G79.29+0.46 is actually much closer than Eta Car, less than 4,000 light-years distant, but apparently its luminosity is dimmed by all the dust. Still, two eruptions in its past are apparent; they formed the two rings you can see in Schmidt’s image. These occurred something like 10,000 and 30,000 years or so ago, each launching shells of gas expanding rapidly away from the star. They swept up material in the cloud, compressing it, and forming soap bubble-like shells that look like rings from our perspective.

Someday—probably not more than a million years from now, perhaps much less—G79.29+0.46 will run out of fuel in its core and explode. I wonder how bright the resulting supernova will be? From that distance a typical supernova would be many times brighter than Venus in our sky, visible even in daytime! But in this case the dust will dim the event, but I’m not sure by how much. It may not even be visible to the naked eye at all.

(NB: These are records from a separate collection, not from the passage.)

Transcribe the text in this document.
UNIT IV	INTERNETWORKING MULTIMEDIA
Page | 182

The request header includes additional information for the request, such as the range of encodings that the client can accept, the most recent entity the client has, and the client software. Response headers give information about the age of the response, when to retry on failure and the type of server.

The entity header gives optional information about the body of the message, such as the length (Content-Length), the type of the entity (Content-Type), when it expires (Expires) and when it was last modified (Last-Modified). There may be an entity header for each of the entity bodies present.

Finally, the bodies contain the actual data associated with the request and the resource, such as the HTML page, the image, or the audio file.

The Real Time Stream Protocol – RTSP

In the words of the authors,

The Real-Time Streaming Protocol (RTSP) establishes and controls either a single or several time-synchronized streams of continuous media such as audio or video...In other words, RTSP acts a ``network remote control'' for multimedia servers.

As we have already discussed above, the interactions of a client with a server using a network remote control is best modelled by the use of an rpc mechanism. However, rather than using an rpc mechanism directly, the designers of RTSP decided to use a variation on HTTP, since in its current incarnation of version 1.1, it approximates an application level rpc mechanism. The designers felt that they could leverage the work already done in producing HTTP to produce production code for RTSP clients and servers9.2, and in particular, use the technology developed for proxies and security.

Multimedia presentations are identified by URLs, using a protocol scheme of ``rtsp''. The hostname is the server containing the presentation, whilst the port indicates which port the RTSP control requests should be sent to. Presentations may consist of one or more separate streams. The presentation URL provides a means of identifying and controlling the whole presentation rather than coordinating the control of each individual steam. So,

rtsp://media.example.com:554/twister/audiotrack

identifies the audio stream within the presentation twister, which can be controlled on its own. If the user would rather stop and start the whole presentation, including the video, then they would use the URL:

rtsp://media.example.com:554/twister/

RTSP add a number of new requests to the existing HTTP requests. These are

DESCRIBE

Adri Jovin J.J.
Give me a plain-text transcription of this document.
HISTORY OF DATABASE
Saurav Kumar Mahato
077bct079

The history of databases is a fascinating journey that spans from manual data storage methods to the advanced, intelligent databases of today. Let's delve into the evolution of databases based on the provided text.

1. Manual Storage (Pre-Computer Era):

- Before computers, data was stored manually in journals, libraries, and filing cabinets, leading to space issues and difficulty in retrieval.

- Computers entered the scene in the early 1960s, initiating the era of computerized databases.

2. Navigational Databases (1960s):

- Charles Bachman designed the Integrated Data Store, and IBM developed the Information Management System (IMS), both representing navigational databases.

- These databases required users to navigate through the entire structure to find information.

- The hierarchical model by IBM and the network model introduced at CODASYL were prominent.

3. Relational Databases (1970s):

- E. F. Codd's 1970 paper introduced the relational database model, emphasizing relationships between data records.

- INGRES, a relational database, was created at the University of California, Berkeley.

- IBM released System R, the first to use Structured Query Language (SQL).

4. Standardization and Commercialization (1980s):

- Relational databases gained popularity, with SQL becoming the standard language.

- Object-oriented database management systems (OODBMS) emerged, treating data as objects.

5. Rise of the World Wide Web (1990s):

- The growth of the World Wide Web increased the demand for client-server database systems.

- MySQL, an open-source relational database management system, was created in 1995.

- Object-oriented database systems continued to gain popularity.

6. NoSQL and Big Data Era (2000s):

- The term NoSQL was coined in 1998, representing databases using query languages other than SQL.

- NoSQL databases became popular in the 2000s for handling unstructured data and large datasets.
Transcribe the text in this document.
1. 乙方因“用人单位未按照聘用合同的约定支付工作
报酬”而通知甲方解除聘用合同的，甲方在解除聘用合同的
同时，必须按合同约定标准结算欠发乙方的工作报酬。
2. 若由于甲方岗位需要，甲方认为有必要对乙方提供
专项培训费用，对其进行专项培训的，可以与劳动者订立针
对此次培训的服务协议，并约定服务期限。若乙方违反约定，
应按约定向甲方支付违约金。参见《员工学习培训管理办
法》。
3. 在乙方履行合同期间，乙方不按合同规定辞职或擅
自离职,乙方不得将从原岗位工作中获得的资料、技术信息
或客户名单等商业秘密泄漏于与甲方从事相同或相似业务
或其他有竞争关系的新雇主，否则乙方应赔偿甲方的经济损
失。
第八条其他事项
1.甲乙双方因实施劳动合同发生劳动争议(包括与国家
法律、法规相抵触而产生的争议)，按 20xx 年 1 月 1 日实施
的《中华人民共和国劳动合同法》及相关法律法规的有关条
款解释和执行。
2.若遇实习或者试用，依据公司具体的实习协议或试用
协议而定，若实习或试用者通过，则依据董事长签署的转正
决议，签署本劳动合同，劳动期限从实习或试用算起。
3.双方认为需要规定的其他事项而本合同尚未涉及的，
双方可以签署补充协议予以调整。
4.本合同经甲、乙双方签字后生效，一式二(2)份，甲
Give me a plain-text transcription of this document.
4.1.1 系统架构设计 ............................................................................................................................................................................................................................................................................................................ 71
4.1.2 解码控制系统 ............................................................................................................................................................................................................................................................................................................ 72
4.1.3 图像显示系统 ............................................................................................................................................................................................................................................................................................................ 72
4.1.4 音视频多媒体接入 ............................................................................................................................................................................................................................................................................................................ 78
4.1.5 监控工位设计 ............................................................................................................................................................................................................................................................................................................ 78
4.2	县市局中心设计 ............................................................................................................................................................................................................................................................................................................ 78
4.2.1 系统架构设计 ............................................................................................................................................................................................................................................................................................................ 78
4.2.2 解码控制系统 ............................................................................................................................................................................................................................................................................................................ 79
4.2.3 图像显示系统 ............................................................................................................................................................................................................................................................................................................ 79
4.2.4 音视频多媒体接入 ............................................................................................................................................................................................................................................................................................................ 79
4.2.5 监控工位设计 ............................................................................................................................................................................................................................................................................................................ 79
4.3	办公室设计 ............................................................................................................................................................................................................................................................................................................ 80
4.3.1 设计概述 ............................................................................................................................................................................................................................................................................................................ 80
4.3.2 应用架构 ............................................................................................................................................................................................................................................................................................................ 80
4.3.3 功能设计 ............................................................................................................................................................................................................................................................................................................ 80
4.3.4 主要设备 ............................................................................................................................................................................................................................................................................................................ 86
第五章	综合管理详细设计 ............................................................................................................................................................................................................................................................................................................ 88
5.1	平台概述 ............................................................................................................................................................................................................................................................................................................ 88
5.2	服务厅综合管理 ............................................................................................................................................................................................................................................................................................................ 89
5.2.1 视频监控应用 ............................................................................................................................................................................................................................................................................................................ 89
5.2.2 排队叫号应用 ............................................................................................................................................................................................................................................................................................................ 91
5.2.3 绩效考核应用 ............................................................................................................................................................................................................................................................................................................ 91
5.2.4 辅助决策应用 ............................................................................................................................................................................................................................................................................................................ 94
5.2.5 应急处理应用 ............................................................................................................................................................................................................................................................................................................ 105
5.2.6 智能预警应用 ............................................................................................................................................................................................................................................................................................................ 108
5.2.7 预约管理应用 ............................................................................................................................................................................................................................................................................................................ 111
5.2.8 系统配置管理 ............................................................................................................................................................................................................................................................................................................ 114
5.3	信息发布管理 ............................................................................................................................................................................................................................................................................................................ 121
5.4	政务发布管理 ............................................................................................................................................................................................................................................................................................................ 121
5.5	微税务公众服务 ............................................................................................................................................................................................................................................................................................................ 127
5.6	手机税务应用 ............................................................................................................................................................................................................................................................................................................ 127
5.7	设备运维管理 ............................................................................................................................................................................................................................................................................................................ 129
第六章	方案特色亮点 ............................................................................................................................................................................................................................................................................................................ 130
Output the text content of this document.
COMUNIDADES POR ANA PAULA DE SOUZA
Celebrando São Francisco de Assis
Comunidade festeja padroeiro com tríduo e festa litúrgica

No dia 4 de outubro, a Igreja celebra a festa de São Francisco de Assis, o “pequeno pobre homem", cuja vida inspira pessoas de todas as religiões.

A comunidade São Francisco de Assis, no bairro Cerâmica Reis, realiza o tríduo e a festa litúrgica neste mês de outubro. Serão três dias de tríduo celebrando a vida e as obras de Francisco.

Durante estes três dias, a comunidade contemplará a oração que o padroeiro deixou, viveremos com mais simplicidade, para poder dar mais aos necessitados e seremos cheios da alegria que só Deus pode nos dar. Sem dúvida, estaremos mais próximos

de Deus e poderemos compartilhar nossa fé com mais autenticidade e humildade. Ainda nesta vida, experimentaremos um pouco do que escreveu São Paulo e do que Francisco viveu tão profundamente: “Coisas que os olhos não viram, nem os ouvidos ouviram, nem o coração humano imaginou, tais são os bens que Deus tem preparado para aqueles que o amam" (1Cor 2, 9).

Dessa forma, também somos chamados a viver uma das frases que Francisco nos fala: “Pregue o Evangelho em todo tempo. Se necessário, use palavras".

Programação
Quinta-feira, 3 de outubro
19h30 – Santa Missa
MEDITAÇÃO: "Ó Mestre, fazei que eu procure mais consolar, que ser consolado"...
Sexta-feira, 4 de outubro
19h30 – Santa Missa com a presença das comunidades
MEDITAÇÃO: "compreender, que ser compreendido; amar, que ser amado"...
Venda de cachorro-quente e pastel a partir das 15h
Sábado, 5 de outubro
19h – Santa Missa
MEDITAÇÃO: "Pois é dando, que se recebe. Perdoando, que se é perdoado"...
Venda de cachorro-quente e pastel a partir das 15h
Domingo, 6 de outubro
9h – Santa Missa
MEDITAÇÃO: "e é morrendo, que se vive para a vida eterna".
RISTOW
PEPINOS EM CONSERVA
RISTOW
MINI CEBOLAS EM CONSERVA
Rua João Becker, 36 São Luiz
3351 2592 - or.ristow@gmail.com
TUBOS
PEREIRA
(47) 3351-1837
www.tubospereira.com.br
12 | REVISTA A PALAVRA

Happily (assuming it happens soon) we have telescopes far better than our eyes to pierce the veil of dust, and we’ll be able to see the explosion very well. It may be the closest supernova we’ve had for millennia. I hope those astronomers in the future appreciate what they witness, and enjoy studying one of the most amazing events the Universe has to offer. Until then, and for now, we’ll just have to look upon Schmidt’s images of that region of the sky and gape in awe.